Because it is infectious, if you started to show signs of the disease you were expelled from the community. You had to leave your family and your friends to live in poverty in leper colonies on the edge of town. You were not allowed to approach healthy people -- not that healthy people wanted to be around you because you were often grossly disfigured during the advanced stages of leprosy.

Luke 17:11 -- “As Jesus continued on toward Jerusalem, he reached the border between Galilee and Samaria. As he entered a village there, ten lepers stood at a distance, crying out, ‘Jesus, Master, have mercy on us!’”

It’s not clear what they wanted -- perhaps a donation -- most likely a healing touch. Somehow from a distance they had heard about Jesus and his miracles. So they are looking to get in on his action.
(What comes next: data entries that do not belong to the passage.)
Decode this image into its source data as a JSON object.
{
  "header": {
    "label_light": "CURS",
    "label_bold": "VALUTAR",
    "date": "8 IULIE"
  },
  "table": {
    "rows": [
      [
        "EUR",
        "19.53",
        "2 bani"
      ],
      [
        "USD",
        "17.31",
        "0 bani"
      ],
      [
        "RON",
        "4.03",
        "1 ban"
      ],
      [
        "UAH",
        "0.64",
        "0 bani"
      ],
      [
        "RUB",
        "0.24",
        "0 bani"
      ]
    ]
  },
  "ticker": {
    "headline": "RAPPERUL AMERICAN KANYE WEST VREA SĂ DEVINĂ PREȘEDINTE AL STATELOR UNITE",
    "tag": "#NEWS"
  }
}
But Jesus doesn’t heal them -- at least not right away.

Verse 14 “He looked at them and said, ‘Go show yourselves to the priests.’”

For a bill of clean health you had to go show yourself to a priest who would officially recognize the healing. He was the community health officer. And once you got that recognition you could return to your neighborhood, your family, your old job. You got your life back.

“And as they went, (vs. 14) they were cleansed of their leprosy.”

That is, while they were on the way to see the priest they were healed of their leprosy. Only as they stepped out in faith and followed Jesus’ brief instructions -- does the disfiguration begin to disappear. The feeling returned to their fingers and their feet.

You can imagine the swelling emotions and the joy. A father would once again be able to embrace his children. A farmer would be able to return to raising food for his family. The death sentence of leprosy was reversed.